Sights Set on Data-Driven ESG Programs
Thagirisa: ESG has very clear intellectual and emotional connections to diversity and to the idea of inclusion from a number of different perspectives. ESG is environmental, social and governance. And from a financial corporate perspective, it’s an assessment of a company’s ability to assess long-term sustainability while generating stakeholder value. When customers come to us, they’re looking to understand what ESG factors have relevance in their growth strategies and their future footprint within their industry, or in the broader market. The ESG factors they have brought application for our customers and, overall, our customers come to us to better understand their own ESG footprint and understand the risks and opportunities associated with these ESG factors. Ultimately, if you can’t measure it, you can’t fix it. ESG data is critical to help companies mitigate their own risks and capitalize on these opportunities. There’s been strong conversation around climate in particular and the role that the private sector plays in terms of addressing climate change and other climate risk factors.
COVID’s Continuing Effects
Koepke: Centered around the financial downturn, companies are now trying to deal with the pandemic. I have had conversations with colleagues who fill positions in legal departments, from general counsel to staff counsel, and all various levels. The common theme I’m hearing is they have been pushed to create savings and find ways of reducing costs.
We’re seeing many legal department consolidations take opportunities to create savings for themselves through new technologies or designing new processes. While undergoing a convergence project, firms look at ways to control and have those discussions with their law firms.
They find new ways to elevate their game, considering the opportunities that are probably being presented to them in ways that perhaps they may not have been able to seize on in the past.

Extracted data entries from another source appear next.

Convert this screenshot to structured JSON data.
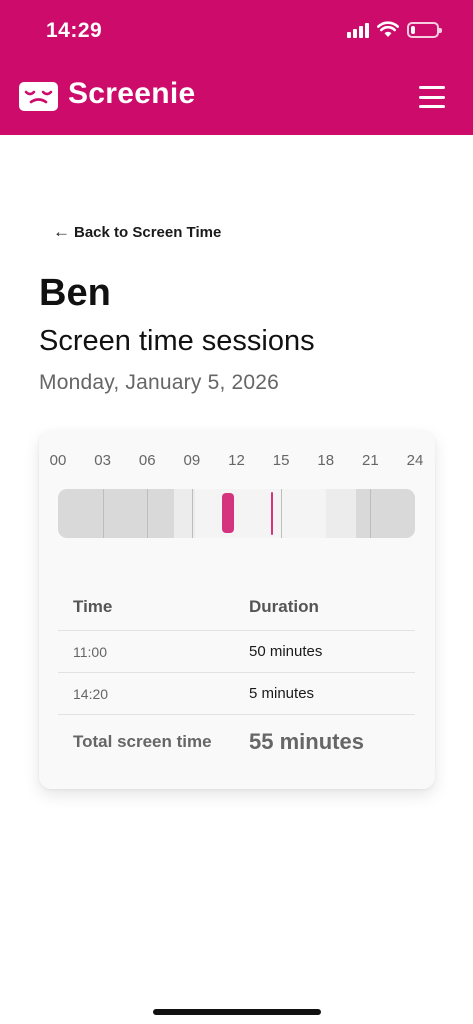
{
  "colors": {
    "brand": "#cc0b6b",
    "accent": "#d6337f",
    "timeline_dark": "#d9d9d9",
    "timeline_light": "#ececec",
    "timeline_lightest": "#f4f4f4"
  },
  "status_bar": {
    "time": "14:29",
    "icons": [
      "signal-icon",
      "wifi-icon",
      "battery-icon"
    ],
    "battery_level": 0.18
  },
  "app_bar": {
    "brand_name": "Screenie",
    "logo_icon": "sleepy-face-logo",
    "menu_icon": "hamburger-menu-icon"
  },
  "nav": {
    "back_arrow": "←",
    "back_label": "Back to Screen Time"
  },
  "profile": {
    "name": "Ben"
  },
  "page": {
    "title": "Screen time sessions",
    "date": "Monday, January 5, 2026"
  },
  "timeline": {
    "hour_labels": [
      "00",
      "03",
      "06",
      "09",
      "12",
      "15",
      "18",
      "21",
      "24"
    ],
    "range_hours": [
      0,
      24
    ],
    "shading": [
      {
        "from": 0,
        "to": 7.8,
        "shade": "dark"
      },
      {
        "from": 7.8,
        "to": 9.2,
        "shade": "light"
      },
      {
        "from": 9.2,
        "to": 18,
        "shade": "lightest"
      },
      {
        "from": 18,
        "to": 20,
        "shade": "light"
      },
      {
        "from": 20,
        "to": 24,
        "shade": "dark"
      }
    ],
    "ticks": [
      3,
      6,
      9,
      15,
      21
    ],
    "sessions": [
      {
        "start": 11.0,
        "minutes": 50
      },
      {
        "start": 14.333,
        "minutes": 5
      }
    ]
  },
  "table": {
    "headers": {
      "time": "Time",
      "duration": "Duration"
    },
    "rows": [
      {
        "time": "11:00",
        "duration": "50 minutes"
      },
      {
        "time": "14:20",
        "duration": "5 minutes"
      }
    ],
    "total": {
      "label": "Total screen time",
      "value": "55 minutes"
    }
  }
}
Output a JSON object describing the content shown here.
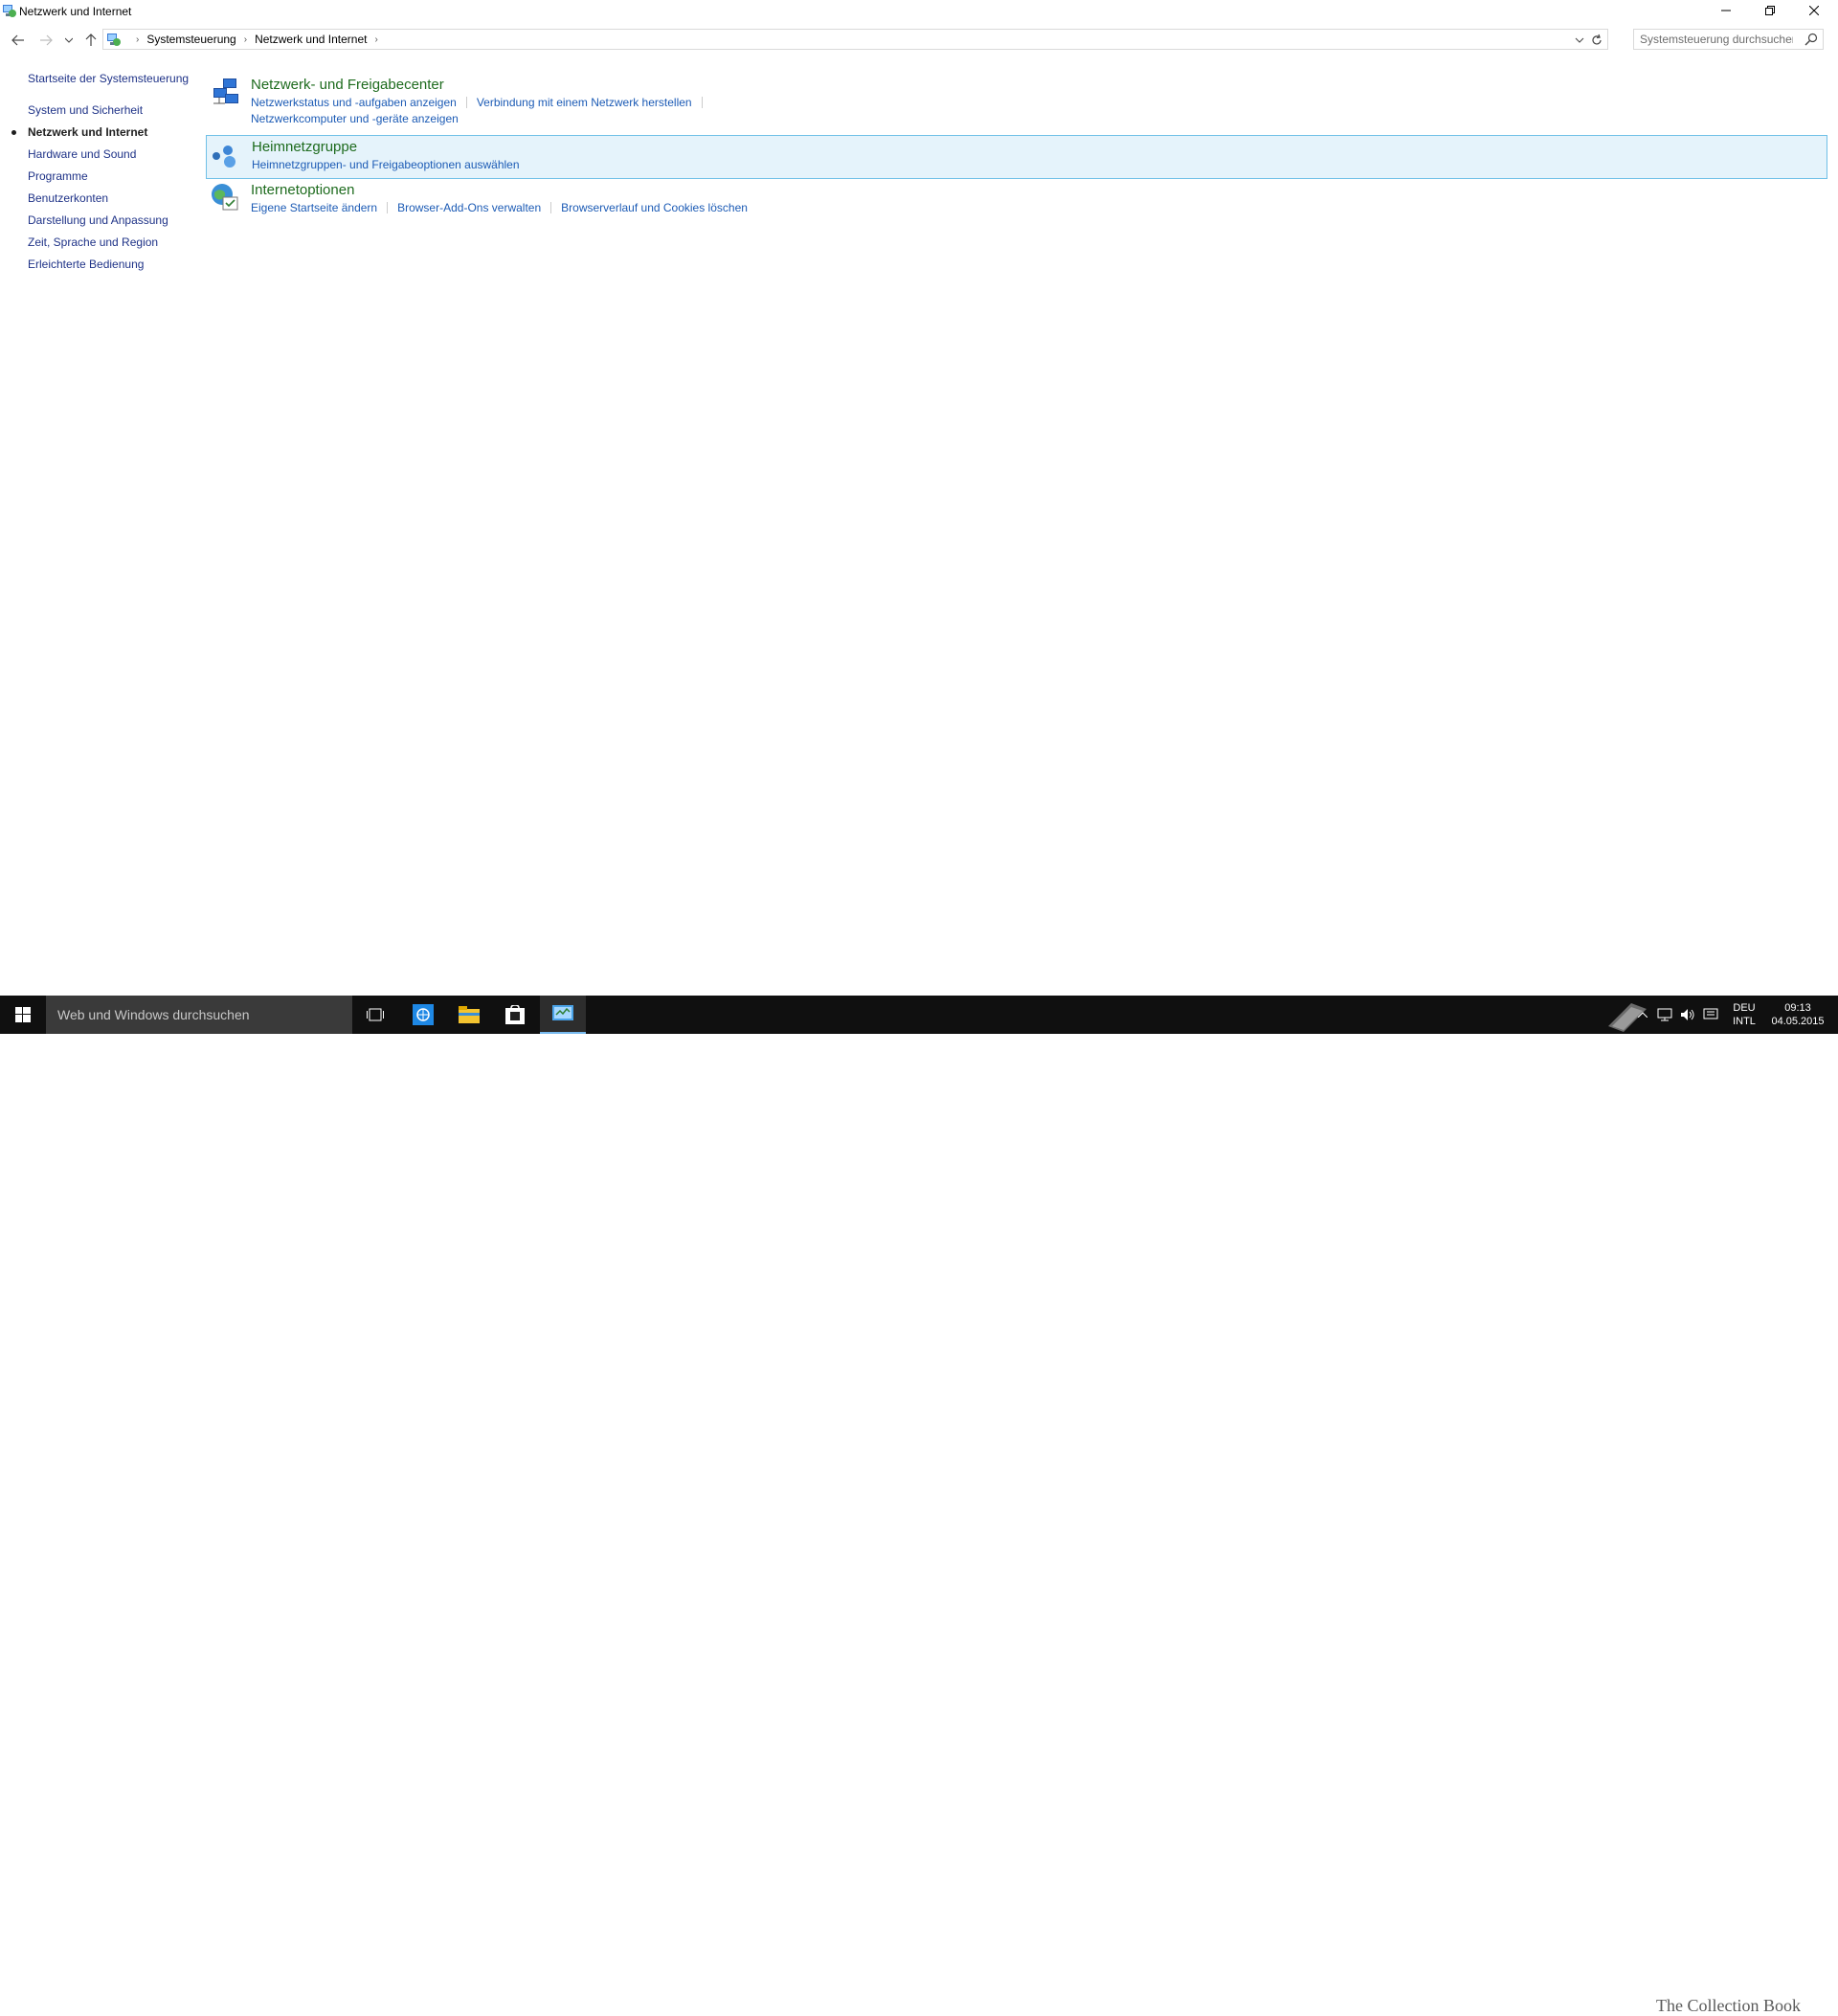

Heller: Over-layered on everything I do, I was on the small team responsible for our legal and NFL COVID compliance. It was a monster, and it took enormous team effort. I am the only in-house lawyer, there is normally a lot of work to do, but COVID doubled or tripled the volume of work.
Thagirisa: COVID brought the idea of a pandemic to the forefront. 2020 also challenged all of us, especially in the United States, to confront social justice issues and racial inequity in a manner that I don’t think as a society and as a modern society, we’ve fully engaged. S&P Global recognized that we had an obligation to our employees as leaders and to our stakeholders beyond just the employees to really try and quickly adjust and flex and solve for the challenges that we were being confronted with as a result of these different social, environmental changes going on in the world.